Le milliardaire et sénateur russe Souleïman Kerimov (à l’arrière) est conduit dans un véhicule de police au tribunal de Nice, le 22 novembre 2017 / © AFP / Yann COATSALIOU
Le milliardaire et sénateur russe Souleïman Kerimov a été mis en examen mercredi par un juge d’instruction de Nice pour blanchiment de fraude fiscale et placé sous un strict contrôle judiciaire, qui lui interdit de quitter les Alpes-Maritimes.
Il devra remettre son passeport russe aux autorités, et verser un cautionnement de cinq millions d’euros, a précisé à l’AFP le procureur de la République de Nice, Jean-Michel Prêtre.
M. Kerimov, dont l’interpellation lundi à l’aéroport de Nice a provoqué la colère de Moscou, a également l’obligation de « se présenter plusieurs fois par semaine » aux services de police et l’interdiction d’entrer en contact avec certaines personnes liées au dossier.

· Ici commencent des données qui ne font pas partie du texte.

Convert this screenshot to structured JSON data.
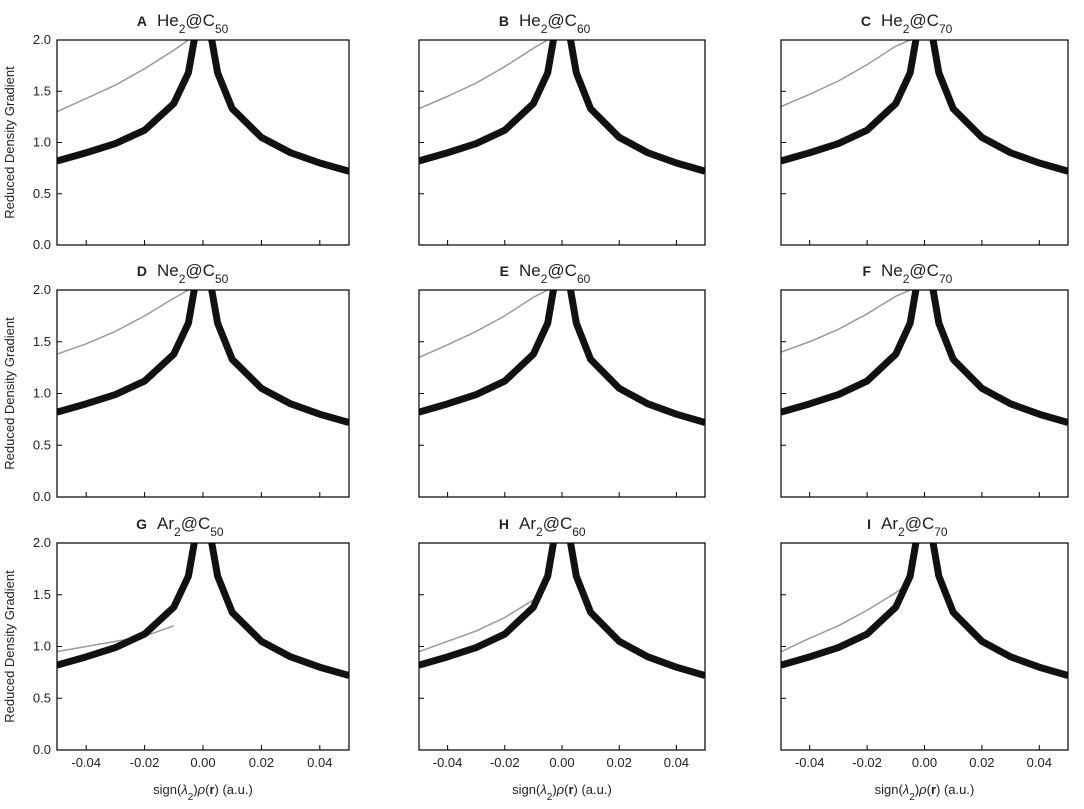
{
  "chart_data": [
    {
      "type": "line",
      "letter": "A",
      "title_parts": [
        "He",
        "2",
        "@C",
        "50"
      ],
      "ylabel": "Reduced Density Gradient",
      "x": [
        -0.05,
        -0.04,
        -0.03,
        -0.02,
        -0.01,
        -0.005,
        -0.003,
        0.003,
        0.005,
        0.01,
        0.02,
        0.03,
        0.04,
        0.05
      ],
      "series": [
        {
          "color": "#9a9a9a",
          "values": [
            1.3,
            1.43,
            1.56,
            1.72,
            1.9,
            2.0,
            null,
            null,
            null,
            null,
            null,
            null,
            null,
            null
          ]
        },
        {
          "color": "#111111",
          "values": [
            0.82,
            0.9,
            0.99,
            1.12,
            1.38,
            1.68,
            2.0,
            null,
            null,
            null,
            null,
            null,
            null,
            null
          ]
        },
        {
          "color": "#111111",
          "values": [
            null,
            null,
            null,
            null,
            null,
            null,
            null,
            2.0,
            1.68,
            1.33,
            1.05,
            0.9,
            0.8,
            0.72
          ]
        }
      ],
      "xlim": [
        -0.05,
        0.05
      ],
      "ylim": [
        0,
        2
      ],
      "xticks": [
        -0.04,
        -0.02,
        {
          "value": 0,
          "label": "0.00"
        },
        0.02,
        0.04
      ],
      "yticks": [
        {
          "value": 0,
          "label": "0.0"
        },
        0.5,
        {
          "value": 1,
          "label": "1.0"
        },
        1.5,
        {
          "value": 2,
          "label": "2.0"
        }
      ]
    },
    {
      "type": "line",
      "letter": "B",
      "title_parts": [
        "He",
        "2",
        "@C",
        "60"
      ],
      "x": [
        -0.05,
        -0.04,
        -0.03,
        -0.02,
        -0.01,
        -0.005,
        -0.003,
        0.003,
        0.005,
        0.01,
        0.02,
        0.03,
        0.04,
        0.05
      ],
      "series": [
        {
          "color": "#9a9a9a",
          "values": [
            1.33,
            1.45,
            1.58,
            1.74,
            1.92,
            2.0,
            null,
            null,
            null,
            null,
            null,
            null,
            null,
            null
          ]
        },
        {
          "color": "#111111",
          "values": [
            0.82,
            0.9,
            0.99,
            1.12,
            1.38,
            1.68,
            2.0,
            null,
            null,
            null,
            null,
            null,
            null,
            null
          ]
        },
        {
          "color": "#111111",
          "values": [
            null,
            null,
            null,
            null,
            null,
            null,
            null,
            2.0,
            1.68,
            1.33,
            1.05,
            0.9,
            0.8,
            0.72
          ]
        }
      ],
      "xlim": [
        -0.05,
        0.05
      ],
      "ylim": [
        0,
        2
      ],
      "xticks": [
        -0.04,
        -0.02,
        {
          "value": 0,
          "label": "0.00"
        },
        0.02,
        0.04
      ],
      "yticks": [
        {
          "value": 0,
          "label": "0.0"
        },
        0.5,
        {
          "value": 1,
          "label": "1.0"
        },
        1.5,
        {
          "value": 2,
          "label": "2.0"
        }
      ]
    },
    {
      "type": "line",
      "letter": "C",
      "title_parts": [
        "He",
        "2",
        "@C",
        "70"
      ],
      "x": [
        -0.05,
        -0.04,
        -0.03,
        -0.02,
        -0.01,
        -0.005,
        -0.003,
        0.003,
        0.005,
        0.01,
        0.02,
        0.03,
        0.04,
        0.05
      ],
      "series": [
        {
          "color": "#9a9a9a",
          "values": [
            1.35,
            1.47,
            1.6,
            1.76,
            1.94,
            2.0,
            null,
            null,
            null,
            null,
            null,
            null,
            null,
            null
          ]
        },
        {
          "color": "#111111",
          "values": [
            0.82,
            0.9,
            0.99,
            1.12,
            1.38,
            1.68,
            2.0,
            null,
            null,
            null,
            null,
            null,
            null,
            null
          ]
        },
        {
          "color": "#111111",
          "values": [
            null,
            null,
            null,
            null,
            null,
            null,
            null,
            2.0,
            1.68,
            1.33,
            1.05,
            0.9,
            0.8,
            0.72
          ]
        }
      ],
      "xlim": [
        -0.05,
        0.05
      ],
      "ylim": [
        0,
        2
      ],
      "xticks": [
        -0.04,
        -0.02,
        {
          "value": 0,
          "label": "0.00"
        },
        0.02,
        0.04
      ],
      "yticks": [
        {
          "value": 0,
          "label": "0.0"
        },
        0.5,
        {
          "value": 1,
          "label": "1.0"
        },
        1.5,
        {
          "value": 2,
          "label": "2.0"
        }
      ]
    },
    {
      "type": "line",
      "letter": "D",
      "title_parts": [
        "Ne",
        "2",
        "@C",
        "50"
      ],
      "ylabel": "Reduced Density Gradient",
      "x": [
        -0.05,
        -0.04,
        -0.03,
        -0.02,
        -0.01,
        -0.005,
        -0.003,
        0.003,
        0.005,
        0.01,
        0.02,
        0.03,
        0.04,
        0.05
      ],
      "series": [
        {
          "color": "#9a9a9a",
          "values": [
            1.38,
            1.48,
            1.6,
            1.75,
            1.92,
            2.0,
            null,
            null,
            null,
            null,
            null,
            null,
            null,
            null
          ]
        },
        {
          "color": "#111111",
          "values": [
            0.82,
            0.9,
            0.99,
            1.12,
            1.38,
            1.68,
            2.0,
            null,
            null,
            null,
            null,
            null,
            null,
            null
          ]
        },
        {
          "color": "#111111",
          "values": [
            null,
            null,
            null,
            null,
            null,
            null,
            null,
            2.0,
            1.68,
            1.33,
            1.05,
            0.9,
            0.8,
            0.72
          ]
        }
      ],
      "xlim": [
        -0.05,
        0.05
      ],
      "ylim": [
        0,
        2
      ],
      "xticks": [
        -0.04,
        -0.02,
        {
          "value": 0,
          "label": "0.00"
        },
        0.02,
        0.04
      ],
      "yticks": [
        {
          "value": 0,
          "label": "0.0"
        },
        0.5,
        {
          "value": 1,
          "label": "1.0"
        },
        1.5,
        {
          "value": 2,
          "label": "2.0"
        }
      ]
    },
    {
      "type": "line",
      "letter": "E",
      "title_parts": [
        "Ne",
        "2",
        "@C",
        "60"
      ],
      "x": [
        -0.05,
        -0.04,
        -0.03,
        -0.02,
        -0.01,
        -0.005,
        -0.003,
        0.003,
        0.005,
        0.01,
        0.02,
        0.03,
        0.04,
        0.05
      ],
      "series": [
        {
          "color": "#9a9a9a",
          "values": [
            1.35,
            1.47,
            1.6,
            1.75,
            1.93,
            2.0,
            null,
            null,
            null,
            null,
            null,
            null,
            null,
            null
          ]
        },
        {
          "color": "#111111",
          "values": [
            0.82,
            0.9,
            0.99,
            1.12,
            1.38,
            1.68,
            2.0,
            null,
            null,
            null,
            null,
            null,
            null,
            null
          ]
        },
        {
          "color": "#111111",
          "values": [
            null,
            null,
            null,
            null,
            null,
            null,
            null,
            2.0,
            1.68,
            1.33,
            1.05,
            0.9,
            0.8,
            0.72
          ]
        }
      ],
      "xlim": [
        -0.05,
        0.05
      ],
      "ylim": [
        0,
        2
      ],
      "xticks": [
        -0.04,
        -0.02,
        {
          "value": 0,
          "label": "0.00"
        },
        0.02,
        0.04
      ],
      "yticks": [
        {
          "value": 0,
          "label": "0.0"
        },
        0.5,
        {
          "value": 1,
          "label": "1.0"
        },
        1.5,
        {
          "value": 2,
          "label": "2.0"
        }
      ]
    },
    {
      "type": "line",
      "letter": "F",
      "title_parts": [
        "Ne",
        "2",
        "@C",
        "70"
      ],
      "x": [
        -0.05,
        -0.04,
        -0.03,
        -0.02,
        -0.01,
        -0.005,
        -0.003,
        0.003,
        0.005,
        0.01,
        0.02,
        0.03,
        0.04,
        0.05
      ],
      "series": [
        {
          "color": "#9a9a9a",
          "values": [
            1.4,
            1.5,
            1.62,
            1.77,
            1.94,
            2.0,
            null,
            null,
            null,
            null,
            null,
            null,
            null,
            null
          ]
        },
        {
          "color": "#111111",
          "values": [
            0.82,
            0.9,
            0.99,
            1.12,
            1.38,
            1.68,
            2.0,
            null,
            null,
            null,
            null,
            null,
            null,
            null
          ]
        },
        {
          "color": "#111111",
          "values": [
            null,
            null,
            null,
            null,
            null,
            null,
            null,
            2.0,
            1.68,
            1.33,
            1.05,
            0.9,
            0.8,
            0.72
          ]
        }
      ],
      "xlim": [
        -0.05,
        0.05
      ],
      "ylim": [
        0,
        2
      ],
      "xticks": [
        -0.04,
        -0.02,
        {
          "value": 0,
          "label": "0.00"
        },
        0.02,
        0.04
      ],
      "yticks": [
        {
          "value": 0,
          "label": "0.0"
        },
        0.5,
        {
          "value": 1,
          "label": "1.0"
        },
        1.5,
        {
          "value": 2,
          "label": "2.0"
        }
      ]
    },
    {
      "type": "line",
      "letter": "G",
      "title_parts": [
        "Ar",
        "2",
        "@C",
        "50"
      ],
      "ylabel": "Reduced Density Gradient",
      "xlabel_parts": [
        "sign(",
        "λ",
        "2",
        ")",
        "ρ",
        "(",
        "r",
        ") (a.u.)"
      ],
      "x": [
        -0.05,
        -0.04,
        -0.03,
        -0.02,
        -0.01,
        -0.005,
        -0.003,
        0.003,
        0.005,
        0.01,
        0.02,
        0.03,
        0.04,
        0.05
      ],
      "series": [
        {
          "color": "#9a9a9a",
          "values": [
            0.95,
            1.0,
            1.05,
            1.1,
            1.2,
            null,
            null,
            null,
            null,
            null,
            null,
            null,
            null,
            null
          ]
        },
        {
          "color": "#111111",
          "values": [
            0.82,
            0.9,
            0.99,
            1.12,
            1.38,
            1.68,
            2.0,
            null,
            null,
            null,
            null,
            null,
            null,
            null
          ]
        },
        {
          "color": "#111111",
          "values": [
            null,
            null,
            null,
            null,
            null,
            null,
            null,
            2.0,
            1.68,
            1.33,
            1.05,
            0.9,
            0.8,
            0.72
          ]
        }
      ],
      "xlim": [
        -0.05,
        0.05
      ],
      "ylim": [
        0,
        2
      ],
      "xticks": [
        -0.04,
        -0.02,
        {
          "value": 0,
          "label": "0.00"
        },
        0.02,
        0.04
      ],
      "yticks": [
        {
          "value": 0,
          "label": "0.0"
        },
        0.5,
        {
          "value": 1,
          "label": "1.0"
        },
        1.5,
        {
          "value": 2,
          "label": "2.0"
        }
      ]
    },
    {
      "type": "line",
      "letter": "H",
      "title_parts": [
        "Ar",
        "2",
        "@C",
        "60"
      ],
      "xlabel_parts": [
        "sign(",
        "λ",
        "2",
        ")",
        "ρ",
        "(",
        "r",
        ") (a.u.)"
      ],
      "x": [
        -0.05,
        -0.04,
        -0.03,
        -0.02,
        -0.01,
        -0.005,
        -0.003,
        0.003,
        0.005,
        0.01,
        0.02,
        0.03,
        0.04,
        0.05
      ],
      "series": [
        {
          "color": "#9a9a9a",
          "values": [
            0.95,
            1.05,
            1.15,
            1.28,
            1.45,
            null,
            null,
            null,
            null,
            null,
            null,
            null,
            null,
            null
          ]
        },
        {
          "color": "#111111",
          "values": [
            0.82,
            0.9,
            0.99,
            1.12,
            1.38,
            1.68,
            2.0,
            null,
            null,
            null,
            null,
            null,
            null,
            null
          ]
        },
        {
          "color": "#111111",
          "values": [
            null,
            null,
            null,
            null,
            null,
            null,
            null,
            2.0,
            1.68,
            1.33,
            1.05,
            0.9,
            0.8,
            0.72
          ]
        }
      ],
      "xlim": [
        -0.05,
        0.05
      ],
      "ylim": [
        0,
        2
      ],
      "xticks": [
        -0.04,
        -0.02,
        {
          "value": 0,
          "label": "0.00"
        },
        0.02,
        0.04
      ],
      "yticks": [
        {
          "value": 0,
          "label": "0.0"
        },
        0.5,
        {
          "value": 1,
          "label": "1.0"
        },
        1.5,
        {
          "value": 2,
          "label": "2.0"
        }
      ]
    },
    {
      "type": "line",
      "letter": "I",
      "title_parts": [
        "Ar",
        "2",
        "@C",
        "70"
      ],
      "xlabel_parts": [
        "sign(",
        "λ",
        "2",
        ")",
        "ρ",
        "(",
        "r",
        ") (a.u.)"
      ],
      "x": [
        -0.05,
        -0.04,
        -0.03,
        -0.02,
        -0.01,
        -0.005,
        -0.003,
        0.003,
        0.005,
        0.01,
        0.02,
        0.03,
        0.04,
        0.05
      ],
      "series": [
        {
          "color": "#9a9a9a",
          "values": [
            0.95,
            1.08,
            1.2,
            1.35,
            1.52,
            1.62,
            null,
            null,
            null,
            null,
            null,
            null,
            null,
            null
          ]
        },
        {
          "color": "#111111",
          "values": [
            0.82,
            0.9,
            0.99,
            1.12,
            1.38,
            1.68,
            2.0,
            null,
            null,
            null,
            null,
            null,
            null,
            null
          ]
        },
        {
          "color": "#111111",
          "values": [
            null,
            null,
            null,
            null,
            null,
            null,
            null,
            2.0,
            1.68,
            1.33,
            1.05,
            0.9,
            0.8,
            0.72
          ]
        }
      ],
      "xlim": [
        -0.05,
        0.05
      ],
      "ylim": [
        0,
        2
      ],
      "xticks": [
        -0.04,
        -0.02,
        {
          "value": 0,
          "label": "0.00"
        },
        0.02,
        0.04
      ],
      "yticks": [
        {
          "value": 0,
          "label": "0.0"
        },
        0.5,
        {
          "value": 1,
          "label": "1.0"
        },
        1.5,
        {
          "value": 2,
          "label": "2.0"
        }
      ]
    }
  ]
}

Le parquet avait requis son placement en détention provisoire, mais le juge des libertés et de la détention a choisi de lui imposer ce strict contrôle judiciaire.
M. Kerimov est soupçonné de s’être approprié plusieurs propriétés mitoyennes sur la presqu’île du Cap d’Antibes, havre pour milliardaires, par des achats successifs réalisés sous un prête-nom et pour des montants sous-déclarés.
Il pourrait avoir à rembourser « plusieurs dizaines de millions d’euros » au fisc français, selon une source proche du dossier.
Son factotum dans l’Hexagone, un homme de nationalité française, a été mis en examen également. Trois autres gardés à vue seront convoqués ultérieurement par le juge, a précisé une source proche du dossier.
L’affaire, à l’instruction depuis trois ans, avait déjà débouché sur des saisies, une perquisition en février et les mises en examen d’un avocat fiscaliste de la Côte d’Azur et de deux hommes d’affaire suisses.
Avec la mise en examen de M. Kerimov, la justice française a frappé plus fort: le milliardaire est détenteur d’un passeport diplomatique, qu’il n’aurait pas utilisé lundi, voyageant pour raisons privées.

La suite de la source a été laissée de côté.